In the dim light of the moon, Ng saw the outstretched hand. His fingers closed on the nerve end and Won Pu screamed, going down on his knees. Ng was on him like a tiger cat, his fingers pressing the vital blood vessel. In seconds, Won Pu was dead.

From then on, Ng had no problems about giving his mother the two dollars he had earned, wondering what she would have said if he had told her how he had rid himself of the thief.

He kept this precious secret of death-dealing to himself. This was so precious, it was not to be shared with anyone.

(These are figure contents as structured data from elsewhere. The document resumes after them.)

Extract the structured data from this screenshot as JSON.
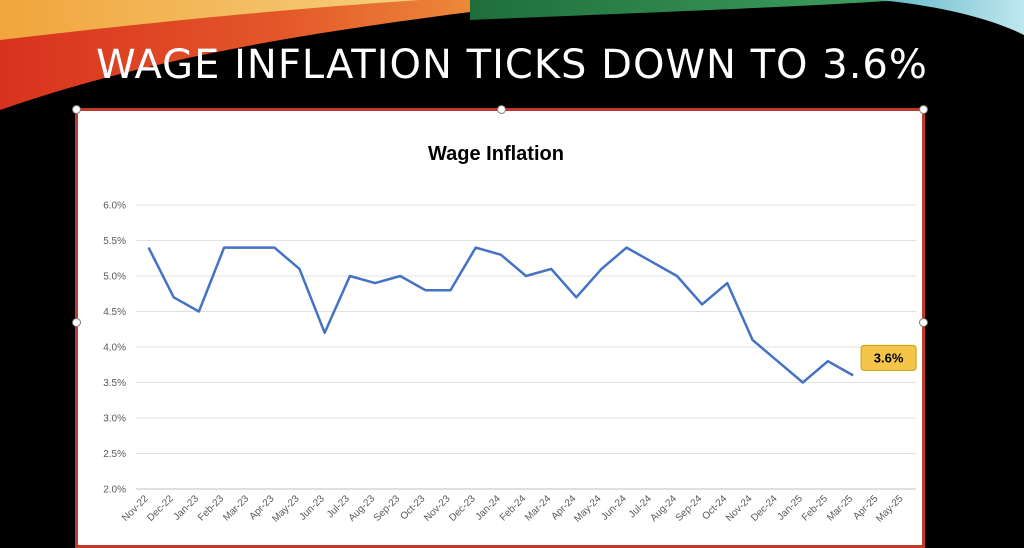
{
  "slide": {
    "title": "WAGE INFLATION TICKS DOWN TO 3.6%"
  },
  "colors": {
    "line": "#4472c4",
    "frame": "#c0392b",
    "callout_fill": "#f3c64a",
    "callout_border": "#c9a000"
  },
  "chart_data": {
    "type": "line",
    "title": "Wage Inflation",
    "xlabel": "",
    "ylabel": "",
    "ylim": [
      0.02,
      0.06
    ],
    "y_ticks": [
      "2.0%",
      "2.5%",
      "3.0%",
      "3.5%",
      "4.0%",
      "4.5%",
      "5.0%",
      "5.5%",
      "6.0%"
    ],
    "grid": true,
    "categories": [
      "Nov-22",
      "Dec-22",
      "Jan-23",
      "Feb-23",
      "Mar-23",
      "Apr-23",
      "May-23",
      "Jun-23",
      "Jul-23",
      "Aug-23",
      "Sep-23",
      "Oct-23",
      "Nov-23",
      "Dec-23",
      "Jan-24",
      "Feb-24",
      "Mar-24",
      "Apr-24",
      "May-24",
      "Jun-24",
      "Jul-24",
      "Aug-24",
      "Sep-24",
      "Oct-24",
      "Nov-24",
      "Dec-24",
      "Jan-25",
      "Feb-25",
      "Mar-25",
      "Apr-25",
      "May-25"
    ],
    "series": [
      {
        "values": [
          0.054,
          0.047,
          0.045,
          0.054,
          0.054,
          0.054,
          0.051,
          0.042,
          0.05,
          0.049,
          0.05,
          0.048,
          0.048,
          0.054,
          0.053,
          0.05,
          0.051,
          0.047,
          0.051,
          0.054,
          0.052,
          0.05,
          0.046,
          0.049,
          0.041,
          0.038,
          0.035,
          0.038,
          0.036,
          null,
          null
        ]
      }
    ],
    "annotation": {
      "text": "3.6%",
      "category": "Mar-25",
      "value": 0.036
    }
  }
}
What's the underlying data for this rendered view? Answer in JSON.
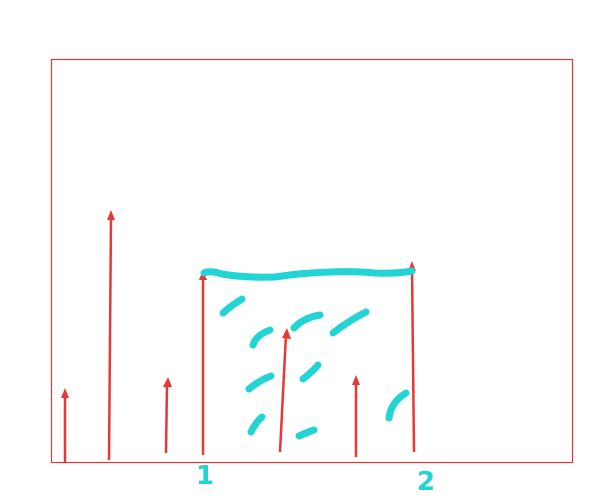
{
  "labels": [
    "1",
    "2"
  ]
}
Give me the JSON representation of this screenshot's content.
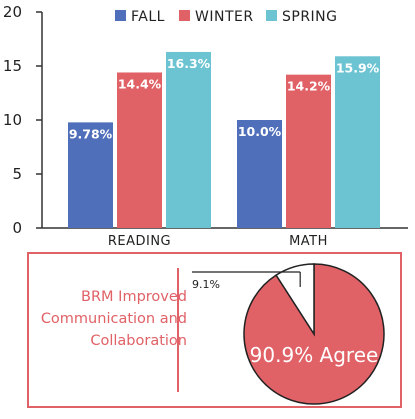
{
  "chart_data": [
    {
      "type": "bar",
      "categories": [
        "READING",
        "MATH"
      ],
      "series": [
        {
          "name": "FALL",
          "values": [
            9.78,
            10.0
          ],
          "labels": [
            "9.78%",
            "10.0%"
          ],
          "color": "#4f6fba"
        },
        {
          "name": "WINTER",
          "values": [
            14.4,
            14.2
          ],
          "labels": [
            "14.4%",
            "14.2%"
          ],
          "color": "#e06166"
        },
        {
          "name": "SPRING",
          "values": [
            16.3,
            15.9
          ],
          "labels": [
            "16.3%",
            "15.9%"
          ],
          "color": "#6cc4d2"
        }
      ],
      "ylim": [
        0,
        20
      ],
      "yticks": [
        "0",
        "5",
        "10",
        "15",
        "20"
      ],
      "legend_position": "top",
      "grid": false
    },
    {
      "type": "pie",
      "slices": [
        {
          "label": "90.9% Agree",
          "value": 90.9,
          "color": "#e06166"
        },
        {
          "label": "9.1%",
          "value": 9.1,
          "color": "#ffffff"
        }
      ],
      "statement": "BRM Improved Communication and Collaboration"
    }
  ]
}
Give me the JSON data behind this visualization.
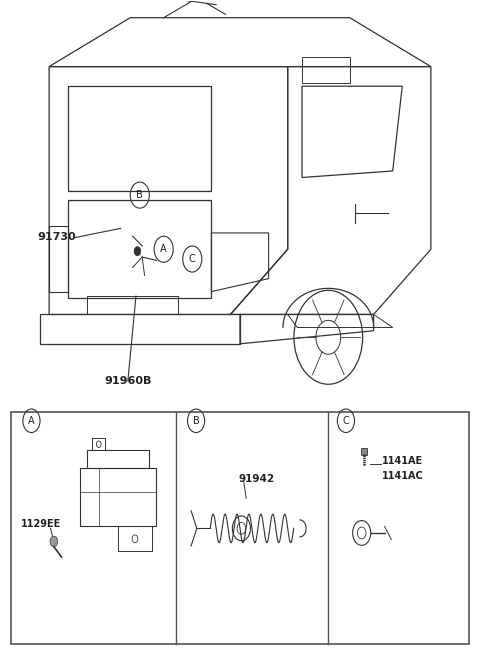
{
  "bg_color": "#ffffff",
  "border_color": "#555555",
  "text_color": "#222222",
  "line_color": "#333333",
  "label_91730": "91730",
  "label_91960B": "91960B",
  "label_1129EE": "1129EE",
  "label_91942": "91942",
  "label_1141AE": "1141AE",
  "label_1141AC": "1141AC"
}
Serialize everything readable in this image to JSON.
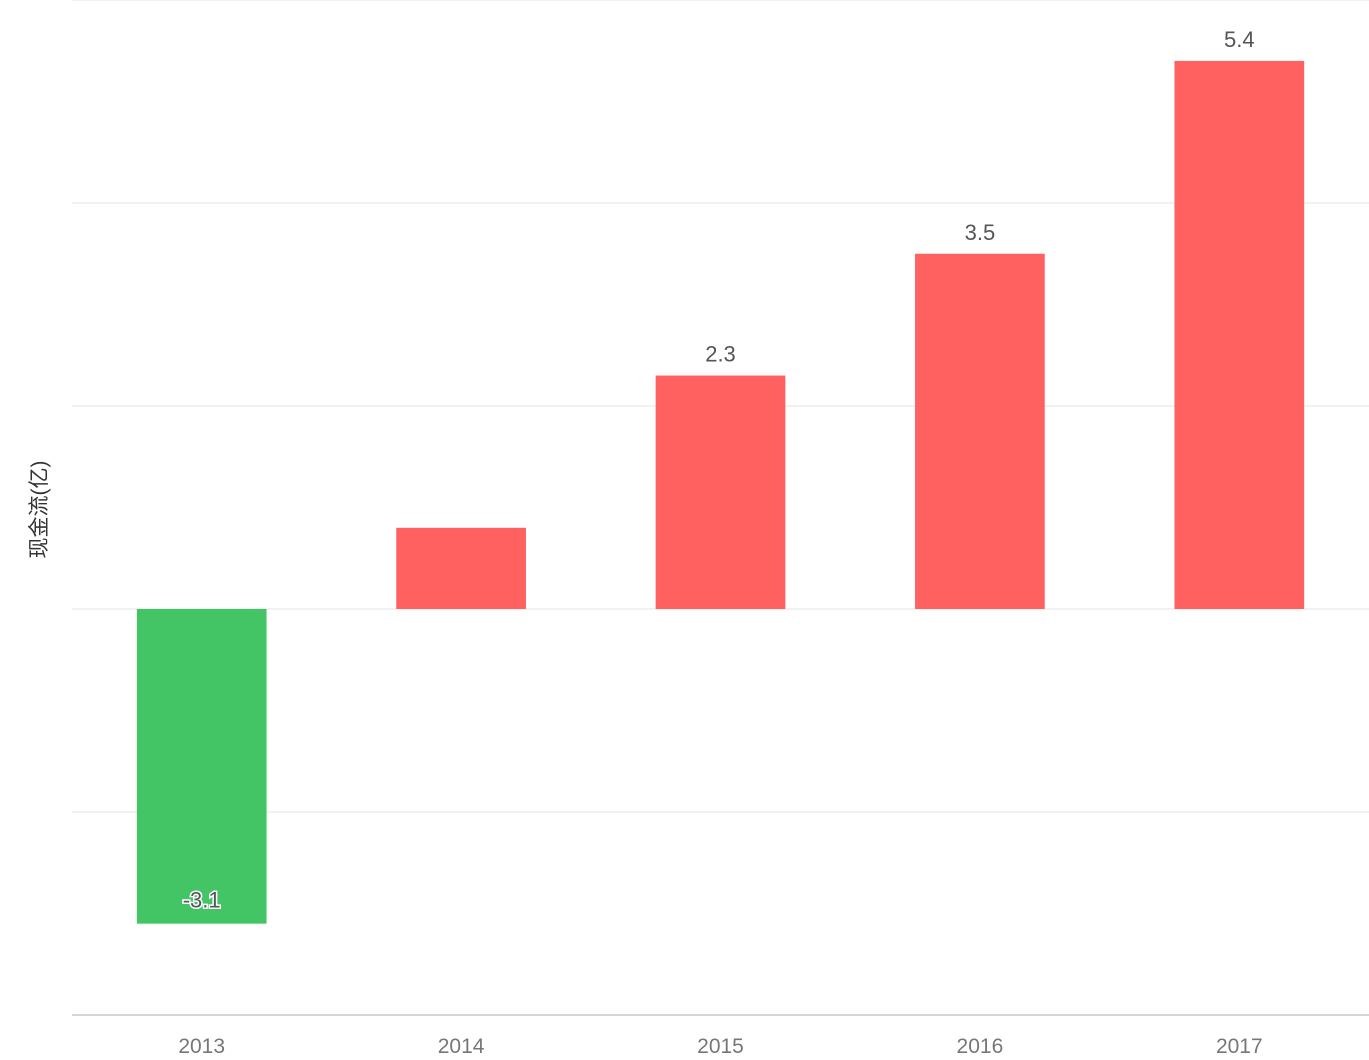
{
  "chart_data": {
    "type": "bar",
    "ylabel": "现金流(亿)",
    "categories": [
      "2013",
      "2014",
      "2015",
      "2016",
      "2017"
    ],
    "values": [
      -3.1,
      0.8,
      2.3,
      3.5,
      5.4
    ],
    "value_labels": [
      "-3.1",
      "",
      "2.3",
      "3.5",
      "5.4"
    ],
    "ylim": [
      -4,
      6
    ],
    "grid": true,
    "legend": "none",
    "colors": {
      "positive": "#ff6161",
      "negative": "#43c566"
    }
  }
}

Twice during the next two years, Ng had been forced to resort to murder to protect his mother from two men, lusting after her. It had been very simple. He had followed each man, pounced in a lonely spot and, without trouble, killed them.

When this thickset man had forced his way into the apartment and had told Ng what he intended to do, Ng knew this man had to be killed. It had been so easy to incapacitate the man, but he understood his master’s reluctance to have the man killed in the apartment.

Ng always thought of Kling as his ‘master’. There was nothing in the world that he wouldn’t do for him.

However, he had shot this man because he didn’t want even his master to know of the death-dealing power he had in his fingers.

Having lived with Kling for many months, Ng had come to realize how his master made his money. The fact that his master was a hired killer didn’t disturb Ng. It was a way of life, he told himself.

Well, now his master knew that he too was a killer. Who knows? he thought, his master might find him extra useful.

He turned off the light and went peacefully to sleep.